Hui Wang, left, an affiliate professor of business engineering, and An-Tsun Wei, a Ph.D. student, are co-authors of a paper that describes how research cloud knowledge gathered from networked 3D printers increases high quality management and printing accuracy. FAMU-FSU Engineering/M. Wallheiser
Researchers at the FAMU-FSU Faculty of Engineering are improving 3D printing capabilities by teaching machines to learn from one another.
Researchers demonstrated how knowledge from one printer can be used by different machines to improve effectivity and high quality in a recent study published in the IEEE Transactions on Automation Science and Engineering.
“Cloud manufacturing,” like the Internet of Things (IoT), is a new technology, according to Hui Wang, an affiliate professor on the FAMU-FSU Faculty of Engineering. “The technology indicates that data created by different production units can be shared with each other in a timely manner, and manufacturing may be encapsulated as online services to fulfill a variety of market demands.”
“The technology indicates that data created by different production units can be shared with each other in a timely manner, and manufacturing may be encapsulated as online services to fulfill a variety of market demands.”
Hui Wang, an affiliate professor on the FAMU-FSU Faculty of Engineering
According to the on-demand manufacturing platform Hubs 2021 3D Printing Traits Report, the global 3D printing market rose by 21% in 2020, regardless of the outcome of the global pandemic. This burgeoning industry is hastening the printing of everything from metal to organic materials. The race to optimize these procedures for maximum benefit is on.
Wang and his colleagues are striving to create new learning algorithms and strategies for managing the printing process. Tiny differences in the movement of a printer’s nozzle can create discrepancies in processing and faults in the finished product. To reduce printing flaws, their solution takes advantage of machine-shared information.
Wang and Wei demonstrated, via interconnected 3D printers, that switch learning is a way of obtaining “group intelligence” in which a group of learners collaborate to surpass a single learner. The skill can be applied to a wide range of products made from various materials. FAMU-FSU Engineering/M. Wallheiser
The researchers connected many printers on a cloud platform, then had the machines share knowledge about proper processing, which reduced the time required to organize and calibrate them.
The researchers also created a mathematical model to better understand the printing process, according to An-Tsun Wei, a doctoral student in the school’s Division of Industrial and Mechanical Engineering and a paper co-author.
“We can estimate geometric print quality and any associated flaws that may occur with the model,” she explained. “The data can be utilized to compute adjustments in the input printing settings that are required to compensate for such faults.”
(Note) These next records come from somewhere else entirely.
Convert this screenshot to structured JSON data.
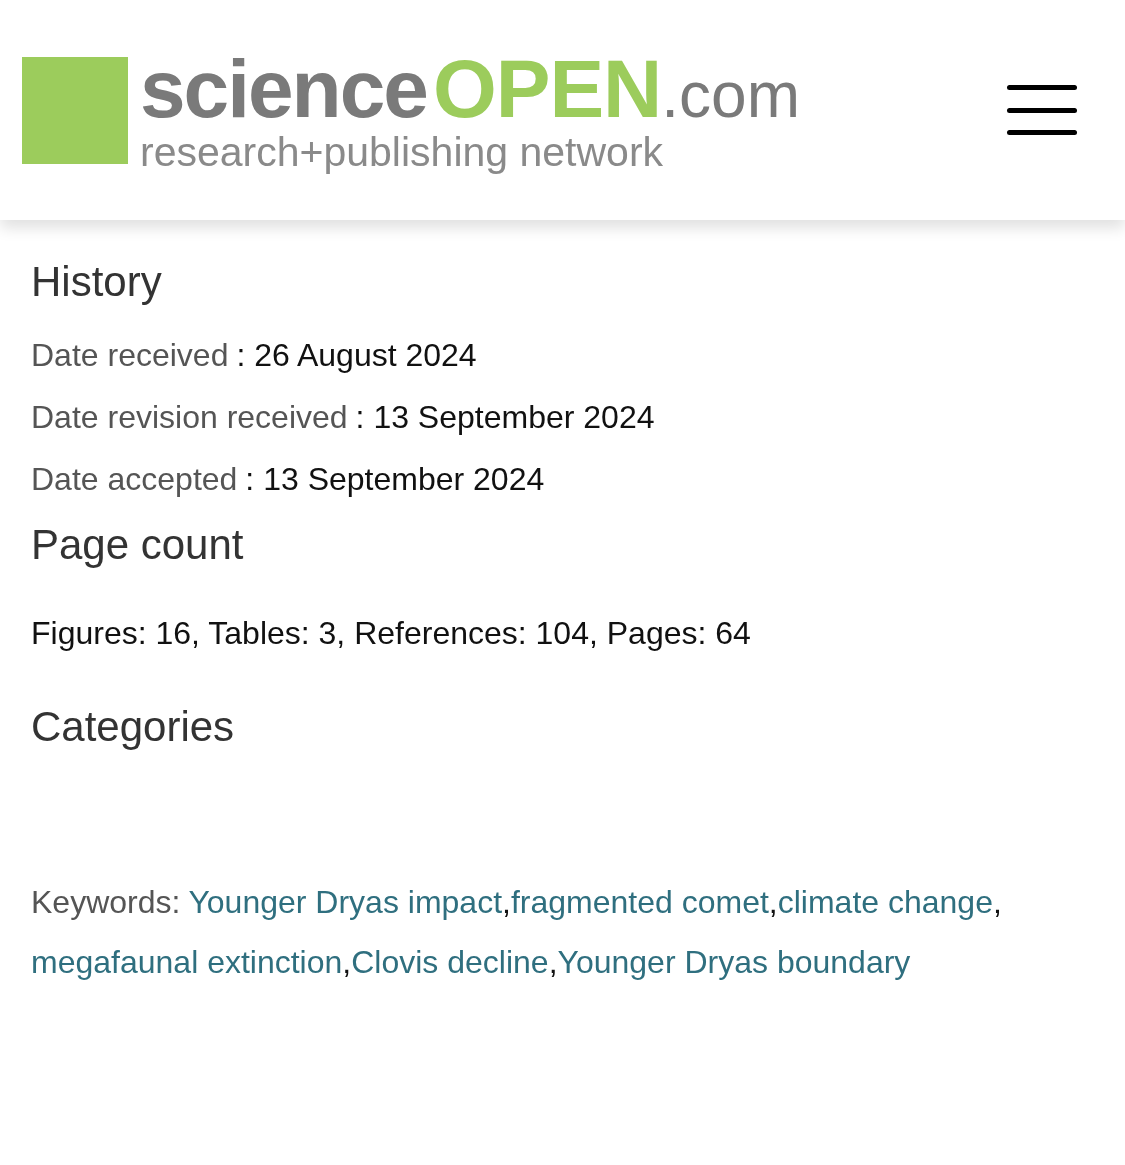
{
  "header": {
    "logo": {
      "part_1": "science",
      "part_2": "OPEN",
      "part_3": ".com",
      "tagline": "research+publishing network"
    }
  },
  "history": {
    "title": "History",
    "rows": [
      {
        "label": "Date received",
        "value": ": 26 August 2024"
      },
      {
        "label": "Date revision received",
        "value": ": 13 September 2024"
      },
      {
        "label": "Date accepted",
        "value": ": 13 September 2024"
      }
    ]
  },
  "page_count": {
    "title": "Page count",
    "text": "Figures: 16, Tables: 3, References: 104, Pages: 64"
  },
  "categories": {
    "title": "Categories"
  },
  "keywords": {
    "label": "Keywords:",
    "separator": ",",
    "items": [
      "Younger Dryas impact",
      "fragmented comet",
      "climate change",
      "megafaunal extinction",
      "Clovis decline",
      "Younger Dryas boundary"
    ]
  }
}
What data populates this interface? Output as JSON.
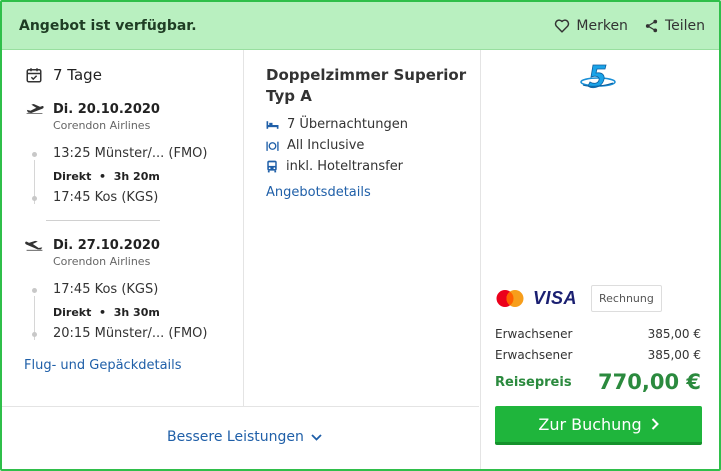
{
  "header": {
    "availability": "Angebot ist verfügbar.",
    "save_label": "Merken",
    "share_label": "Teilen"
  },
  "trip": {
    "duration": "7 Tage",
    "outbound": {
      "date": "Di. 20.10.2020",
      "airline": "Corendon Airlines",
      "depart": "13:25 Münster/...  (FMO)",
      "info_direct": "Direkt",
      "info_duration": "3h 20m",
      "arrive": "17:45 Kos (KGS)"
    },
    "return": {
      "date": "Di. 27.10.2020",
      "airline": "Corendon Airlines",
      "depart": "17:45 Kos (KGS)",
      "info_direct": "Direkt",
      "info_duration": "3h 30m",
      "arrive": "20:15 Münster/...  (FMO)"
    },
    "flight_details_link": "Flug- und Gepäckdetails"
  },
  "room": {
    "title": "Doppelzimmer Superior Typ A",
    "features": [
      "7 Übernachtungen",
      "All Inclusive",
      "inkl. Hoteltransfer"
    ],
    "details_link": "Angebotsdetails"
  },
  "pricing": {
    "payment_invoice": "Rechnung",
    "payment_visa": "VISA",
    "rows": [
      {
        "label": "Erwachsener",
        "amount": "385,00 €"
      },
      {
        "label": "Erwachsener",
        "amount": "385,00 €"
      }
    ],
    "total_label": "Reisepreis",
    "total_amount": "770,00 €",
    "book_label": "Zur Buchung"
  },
  "footer": {
    "better_label": "Bessere Leistungen"
  },
  "colors": {
    "accent_green": "#1fb53c",
    "price_green": "#2b8a3e",
    "link_blue": "#1f5fa8",
    "header_bg": "#b9f0c0"
  }
}
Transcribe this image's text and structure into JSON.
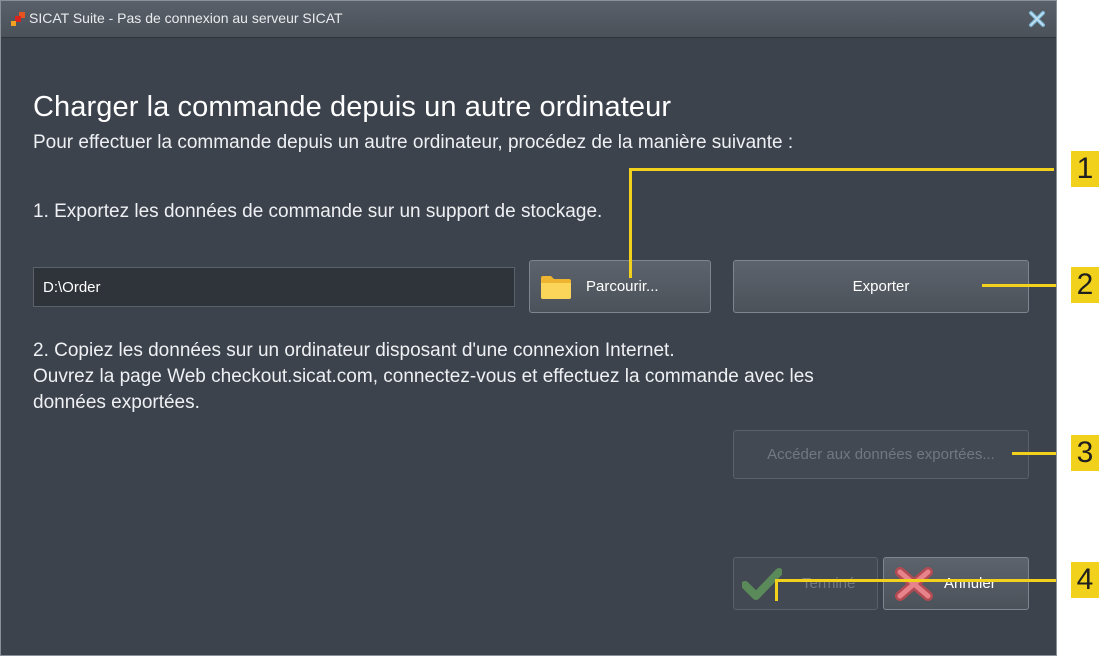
{
  "window": {
    "title": "SICAT Suite - Pas de connexion au serveur SICAT",
    "accent_color": "#f2d11c",
    "background_color": "#3d434d"
  },
  "main": {
    "heading": "Charger la commande depuis un autre ordinateur",
    "intro": "Pour effectuer la commande depuis un autre ordinateur, procédez de la manière suivante :",
    "step1": "1. Exportez les données de commande sur un support de stockage.",
    "path_value": "D:\\Order",
    "browse_label": "Parcourir...",
    "export_label": "Exporter",
    "step2_line1": "2. Copiez les données sur un ordinateur disposant d'une connexion Internet.",
    "step2_line2": "Ouvrez la page Web checkout.sicat.com, connectez-vous et effectuez la commande avec les",
    "step2_line3": "données exportées.",
    "access_label": "Accéder aux données exportées...",
    "done_label": "Terminé",
    "cancel_label": "Annuler"
  },
  "callouts": [
    "1",
    "2",
    "3",
    "4"
  ],
  "icons": {
    "app": "sicat-logo-icon",
    "close": "close-icon",
    "browse": "folder-icon",
    "done": "checkmark-icon",
    "cancel": "cross-icon"
  }
}
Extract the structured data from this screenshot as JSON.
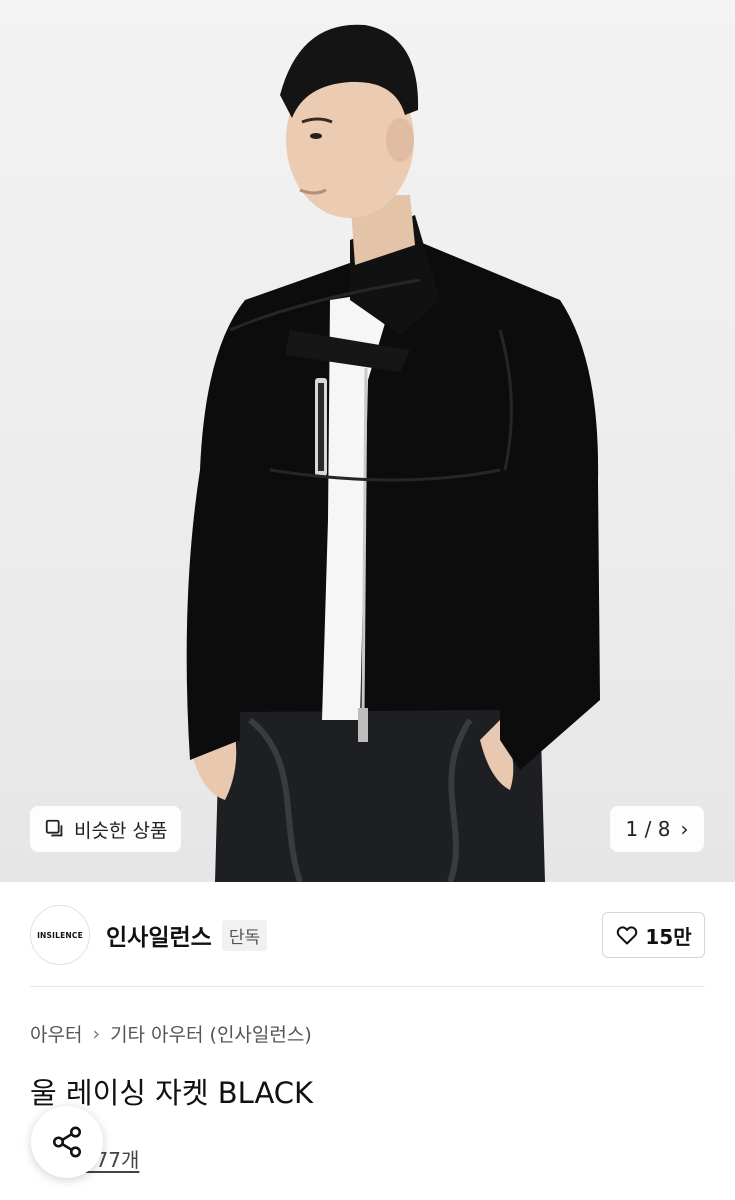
{
  "gallery": {
    "similar_label": "비슷한 상품",
    "pager": "1 / 8"
  },
  "brand": {
    "logo_text": "INSILENCE",
    "name": "인사일런스",
    "badge": "단독",
    "likes": "15만"
  },
  "breadcrumb": {
    "level1": "아우터",
    "level2": "기타 아우터 (인사일런스)"
  },
  "product": {
    "title": "울 레이싱 자켓 BLACK",
    "reviews": "보기 77개"
  },
  "colors": {
    "accent_star": "#f5a623",
    "text": "#111111"
  }
}
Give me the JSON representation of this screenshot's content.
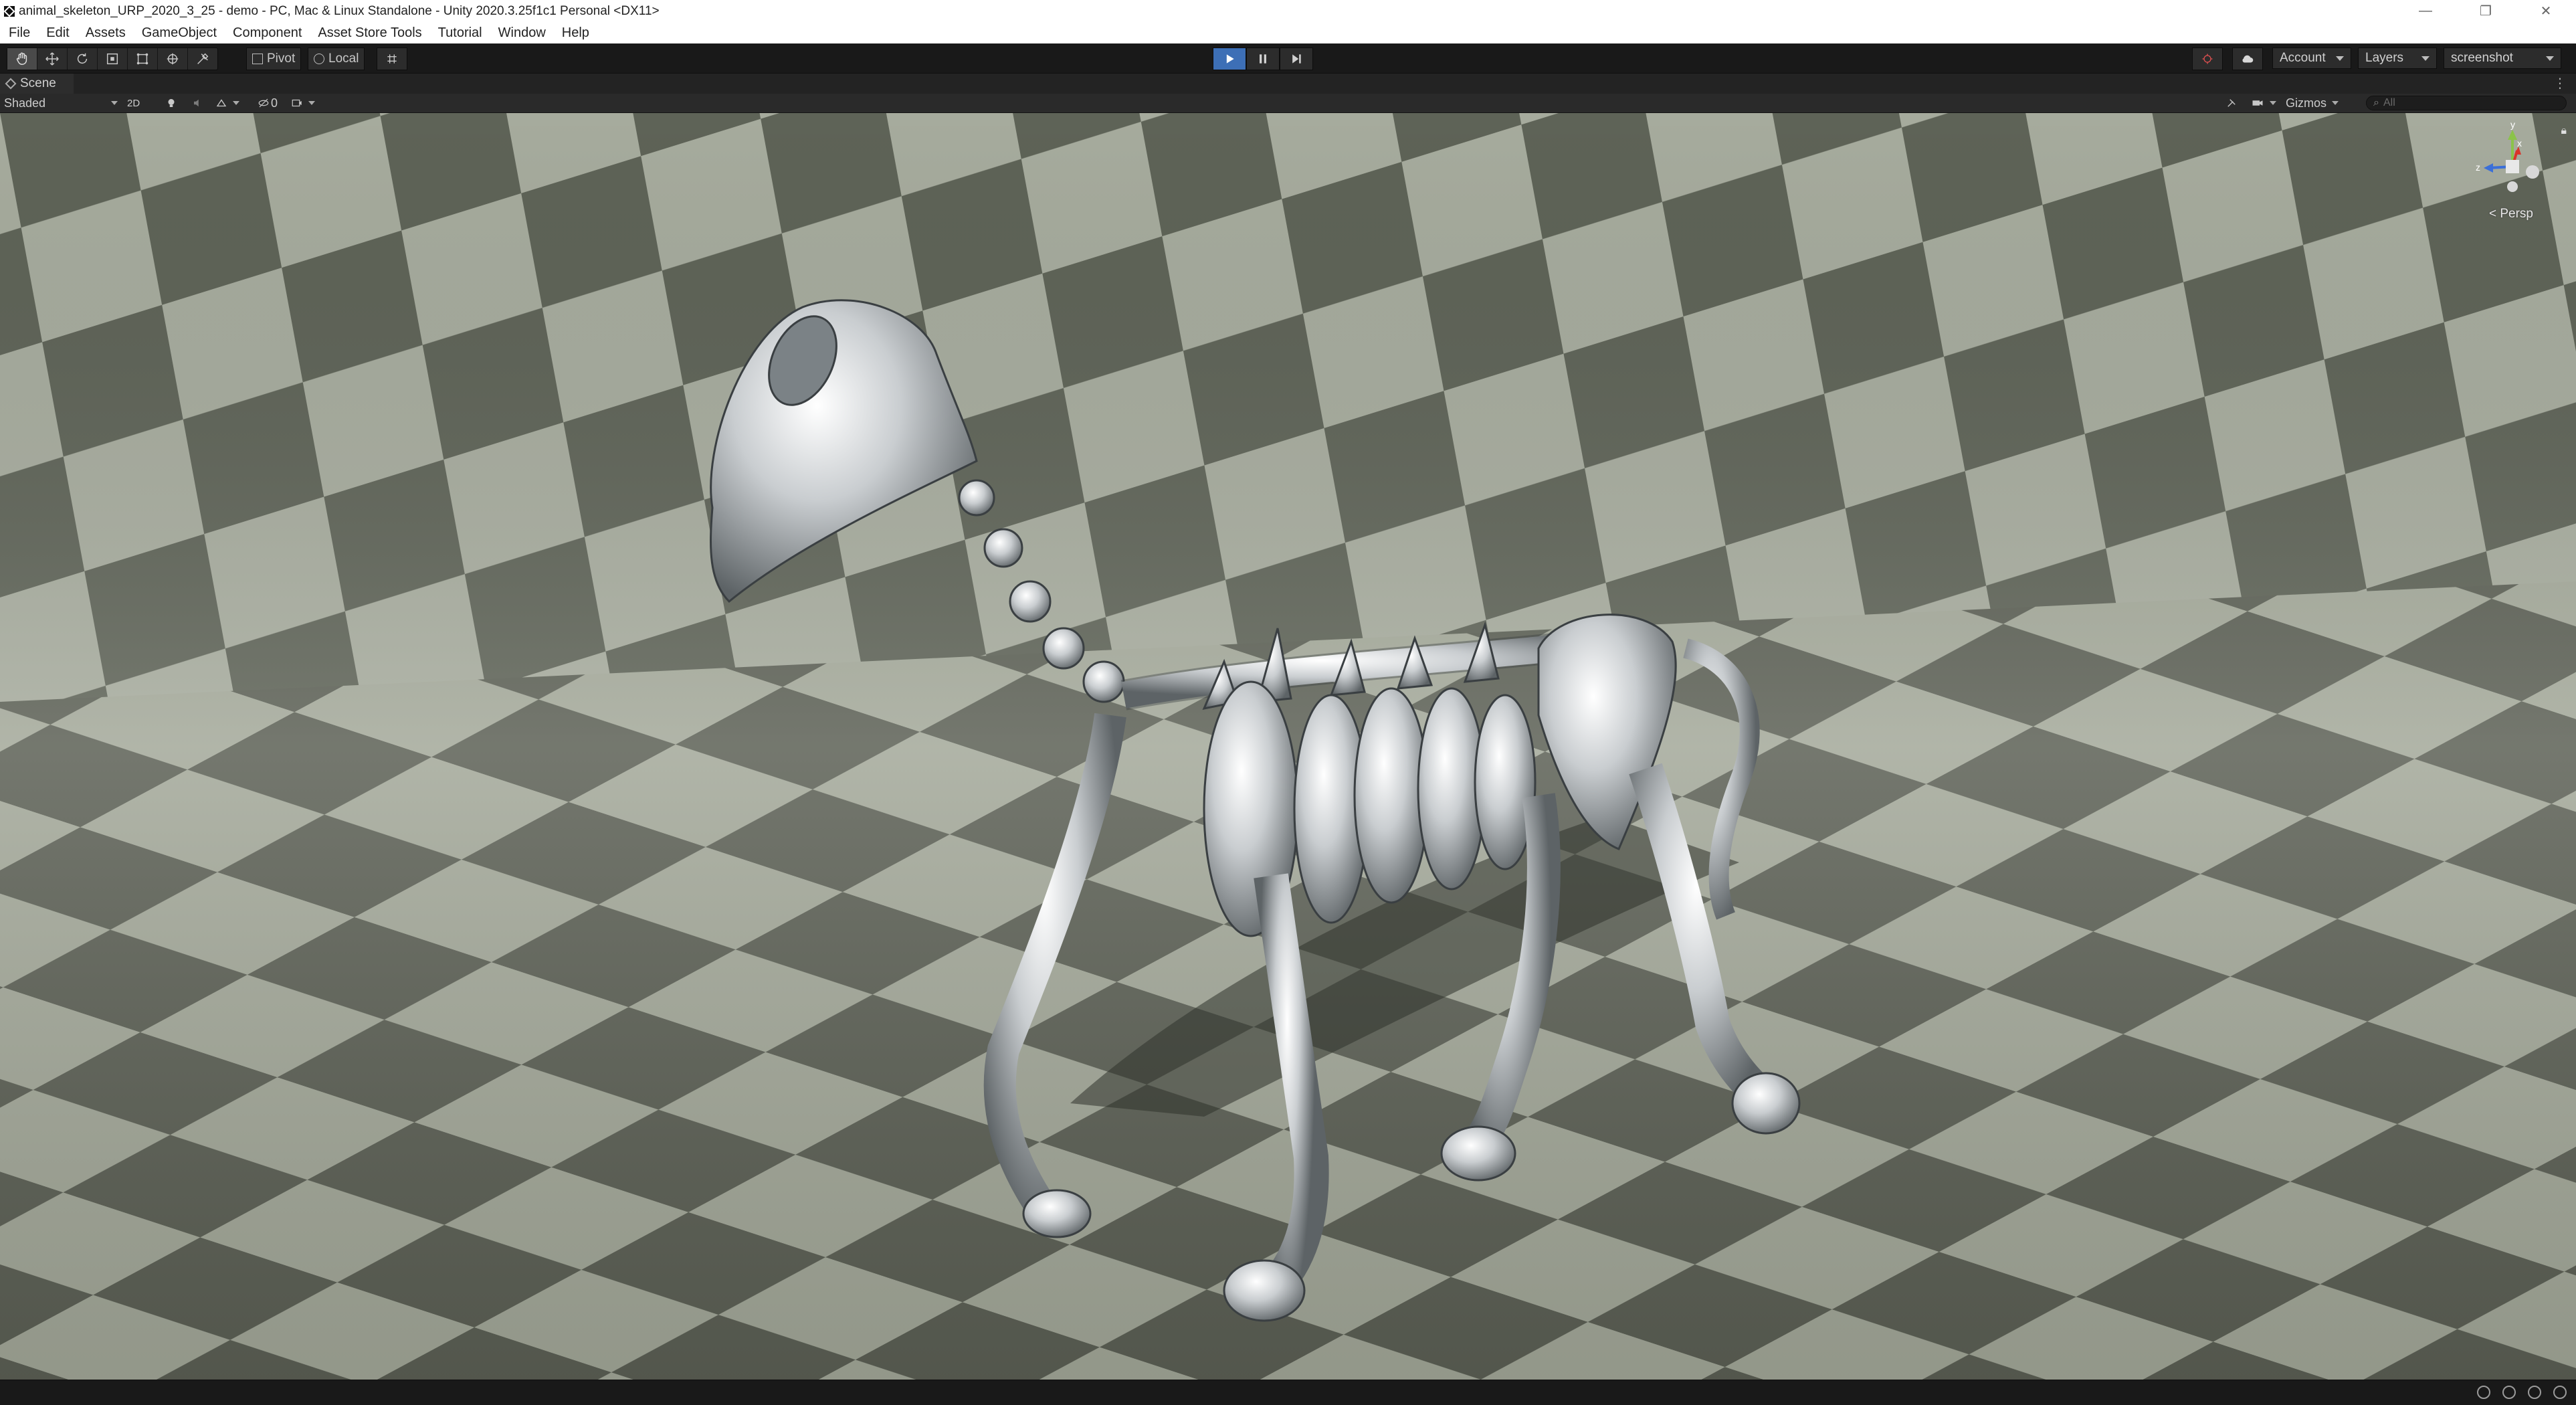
{
  "window": {
    "title": "animal_skeleton_URP_2020_3_25 - demo - PC, Mac & Linux Standalone - Unity 2020.3.25f1c1 Personal <DX11>",
    "controls": {
      "minimize": "—",
      "restore": "❐",
      "close": "✕"
    }
  },
  "menubar": {
    "items": [
      "File",
      "Edit",
      "Assets",
      "GameObject",
      "Component",
      "Asset Store Tools",
      "Tutorial",
      "Window",
      "Help"
    ]
  },
  "toolbar": {
    "transform_tools": [
      "hand-icon",
      "move-icon",
      "rotate-icon",
      "scale-icon",
      "rect-tool-icon",
      "transform-icon",
      "custom-tool-icon"
    ],
    "pivot_label": "Pivot",
    "local_label": "Local",
    "account_label": "Account",
    "layers_label": "Layers",
    "layout_label": "screenshot",
    "play_state": "playing",
    "accent_color": "#3d6fb6"
  },
  "scene_tab": {
    "label": "Scene"
  },
  "scene_toolbar": {
    "draw_mode": "Shaded",
    "mode_2d": "2D",
    "hidden_count": "0",
    "gizmos_label": "Gizmos",
    "search_placeholder": "All"
  },
  "viewport": {
    "projection_label": "Persp",
    "axes": {
      "x": "x",
      "y": "y",
      "z": "z"
    },
    "axis_colors": {
      "x": "#d9352b",
      "y": "#8bc34a",
      "z": "#3b6fd8"
    },
    "floor_colors": {
      "light": "#a5ab9c",
      "dark": "#5d6155"
    }
  }
}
Traditional machine learning necessitates a large amount of experimental knowledge, which can be difficult to get. Printers used in manufacturing must be quickly modified to handle new tasks. Transfer studying expertise allows different printing methods to share experience, which speeds up the process. The study demonstrates the viability of exploiting previously shared knowledge from interconnected 3D printers to reduce testing time and improve the finished output.
With less testing, we can improve quality control faster and, as a result, swiftly adjust the printing processes to satisfy a variety of market demands, Wang explained. “This is particularly ideal for mass production of personalized goods, a manufacturing paradigm that is anticipated sooner or later.”
Wang refers to switch learning as a technique for obtaining “group intelligence,” in which a group of learning agents (learners) combine to surpass a single learner. The skill can be applied to a wide range of products made from various materials.